Карету спасти не удалось, кучер погиб, но лошади уцелели, и мы добирались до крепости верхом. Наш охраняемый держался спокойно и уверенно, словно все самое страшное осталось теперь позади. Возможно, так оно и было на самом деле, и никакие опасности ему больше не угрожали. Но когда мы, получив окончательный расчет, прощались сухо и официально, 'господин' тронул меня за руку — не знаю, как он определил, где я стою, — и шепнул почти беззвучно:
— Спасибо.
И это единственное слово благодарности было мне куда важнее позвякивающих в тяжелом кошеле монет. Наверно, из меня никогда не вышло бы хорошего наемника.
— А ты ничего, — хмыкнул Волк, — я боялся, что с тобой сложнее будет.
Ну да, а я боялась, что сложнее будет с ним.
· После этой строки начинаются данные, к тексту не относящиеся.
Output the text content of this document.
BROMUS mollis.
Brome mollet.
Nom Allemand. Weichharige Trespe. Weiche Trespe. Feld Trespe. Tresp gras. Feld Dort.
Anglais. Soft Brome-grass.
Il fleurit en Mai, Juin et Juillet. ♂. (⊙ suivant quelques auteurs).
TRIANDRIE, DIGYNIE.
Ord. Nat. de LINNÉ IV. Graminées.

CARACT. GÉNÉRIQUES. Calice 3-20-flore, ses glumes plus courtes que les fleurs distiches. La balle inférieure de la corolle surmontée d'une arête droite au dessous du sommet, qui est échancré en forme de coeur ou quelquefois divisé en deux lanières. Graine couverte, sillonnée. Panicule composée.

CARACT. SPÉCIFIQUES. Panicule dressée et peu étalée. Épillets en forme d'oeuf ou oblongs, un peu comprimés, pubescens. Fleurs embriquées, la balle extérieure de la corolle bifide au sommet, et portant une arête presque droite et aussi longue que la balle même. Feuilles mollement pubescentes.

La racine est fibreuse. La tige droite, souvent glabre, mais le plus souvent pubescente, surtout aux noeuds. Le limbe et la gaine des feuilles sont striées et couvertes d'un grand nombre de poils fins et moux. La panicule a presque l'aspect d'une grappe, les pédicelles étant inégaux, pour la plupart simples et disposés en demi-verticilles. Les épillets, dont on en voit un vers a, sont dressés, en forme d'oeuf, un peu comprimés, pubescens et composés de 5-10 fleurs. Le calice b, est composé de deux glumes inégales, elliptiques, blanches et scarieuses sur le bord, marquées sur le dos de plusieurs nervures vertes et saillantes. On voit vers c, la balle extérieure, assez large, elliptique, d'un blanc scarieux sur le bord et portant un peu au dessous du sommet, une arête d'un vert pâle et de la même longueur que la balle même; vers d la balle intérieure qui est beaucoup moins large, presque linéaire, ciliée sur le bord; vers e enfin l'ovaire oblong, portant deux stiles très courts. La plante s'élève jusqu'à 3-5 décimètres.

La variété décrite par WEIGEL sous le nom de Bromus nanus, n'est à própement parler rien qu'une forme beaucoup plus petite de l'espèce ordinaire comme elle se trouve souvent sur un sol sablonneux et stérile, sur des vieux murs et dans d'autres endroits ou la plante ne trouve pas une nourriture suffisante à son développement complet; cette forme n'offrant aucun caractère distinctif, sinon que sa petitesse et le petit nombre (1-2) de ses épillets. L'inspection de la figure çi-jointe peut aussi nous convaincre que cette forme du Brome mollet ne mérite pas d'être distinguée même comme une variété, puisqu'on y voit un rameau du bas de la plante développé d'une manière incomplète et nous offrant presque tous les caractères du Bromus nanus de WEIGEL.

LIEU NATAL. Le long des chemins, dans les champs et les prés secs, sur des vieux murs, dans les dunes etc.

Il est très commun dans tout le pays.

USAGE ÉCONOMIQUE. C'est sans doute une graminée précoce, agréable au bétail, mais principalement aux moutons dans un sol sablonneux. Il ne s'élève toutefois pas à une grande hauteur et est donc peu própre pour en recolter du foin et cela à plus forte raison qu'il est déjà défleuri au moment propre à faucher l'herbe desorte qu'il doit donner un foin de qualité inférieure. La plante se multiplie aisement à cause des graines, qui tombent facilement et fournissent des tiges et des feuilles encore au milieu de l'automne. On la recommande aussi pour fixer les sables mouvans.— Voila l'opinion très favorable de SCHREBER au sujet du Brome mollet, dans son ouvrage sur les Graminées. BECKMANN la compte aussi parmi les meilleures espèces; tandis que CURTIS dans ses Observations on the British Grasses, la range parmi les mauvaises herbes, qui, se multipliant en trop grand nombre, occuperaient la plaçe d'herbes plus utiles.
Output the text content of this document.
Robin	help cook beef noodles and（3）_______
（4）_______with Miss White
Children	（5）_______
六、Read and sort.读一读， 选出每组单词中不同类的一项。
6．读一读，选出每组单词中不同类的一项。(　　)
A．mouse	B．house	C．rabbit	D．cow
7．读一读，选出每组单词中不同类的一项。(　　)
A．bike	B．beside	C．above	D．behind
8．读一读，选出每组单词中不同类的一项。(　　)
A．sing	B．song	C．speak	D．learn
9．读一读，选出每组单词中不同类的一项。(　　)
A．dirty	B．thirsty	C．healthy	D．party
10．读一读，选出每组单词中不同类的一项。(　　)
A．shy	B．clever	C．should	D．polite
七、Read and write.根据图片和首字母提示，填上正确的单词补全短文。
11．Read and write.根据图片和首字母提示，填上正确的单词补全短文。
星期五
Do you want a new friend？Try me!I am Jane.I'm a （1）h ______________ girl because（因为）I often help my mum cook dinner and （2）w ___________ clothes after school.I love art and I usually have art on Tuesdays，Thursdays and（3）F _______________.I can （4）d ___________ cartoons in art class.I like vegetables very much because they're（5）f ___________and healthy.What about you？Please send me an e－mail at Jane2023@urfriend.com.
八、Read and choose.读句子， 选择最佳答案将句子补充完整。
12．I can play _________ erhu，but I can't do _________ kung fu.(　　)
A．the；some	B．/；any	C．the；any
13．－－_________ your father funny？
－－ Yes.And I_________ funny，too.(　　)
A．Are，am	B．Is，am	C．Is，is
А так — ничего, присмотр только, но это можно пережить...
Сразу за крепостью густые леса распадались на отдельные зеленые островки. Я знала, что там, за горизонтом, они и вовсе сойдут на нет, сменятся колючими непролазными кустарниками, а еще дальше — безбрежным травяным морем, которое к середине лета высохнет, побуреет, и будет торчать к небу упрямыми колючками и колыхаться на ветру. Кажется, это называется степью. А за ней — еще что-то, далекое, неведомое.
Хотела ли я туда? Наверно, нет: при мысли о неизведанных далях меня охватывал скорее озноб, чем предвкушение. Зато я знала теперь, что в любой момент могу исчезнуть, стоит лишь шагнуть в тень, и никакой Волк мне не успеет помешать. Но я не собиралась бежать, в этот раз я твердо была намерена вернуться.
Мы переместились в долину прямо от крепости — для этого было достаточно всего клочка тени.
Отсутствовали мы меньше недели, но мне чудилось, будто прошла вечность. Оказывается, я успела свыкнуться с этим замкнутым мирком и, хоть и не ощущала его домом, испытывала чувства, похожие на те, что должен испытывать человек, вернувшийся под родной кров.
Наверно, я просто нуждалась в этом ощущении. Каждому человеку нужен дом, куда он может вернуться после долгого путешествия. И даже если он не путешествует... В этом случае дом, пожалуй, еще нужнее.
И я пообещала себе, что когда-нибудь — когда я миную все вехи, расставленные для меня неведомой плетельщицей и смогу сама распоряжаться своей судьбой — я непременно обзаведусь собственным домом. Пусть не самым большим и богатым — просто домом, в который можно возвращаться. Местом, где меня ждут.
Здесь, в долине, меня ждал по-настоящему один-единственный человек, и я спешила с ним увидеться. Дело было уже к вечеру, и мы встретились за ужином, за общим столом, а потом вдвоем ушли в темнеющий лес.
Лесовой не расспрашивал меня о задании, сказал только:
— Я рад, что ты вернулась, — и замолчал.
— Я тоже рада. Честно говоря, было искушение сбежать, исчезнуть, а потом я поняла, что мне обязательно надо назад. К тебе.
— Меня зовут Ирье, — сказал он, и я не сразу поняла, что это значит.
Высшая степень доверия — имя, которое открывают только самым близким. А я не могла ответить ему тем же.
— У меня нет имени, — призналась я, — наверно, когда-то было, но я его не помню.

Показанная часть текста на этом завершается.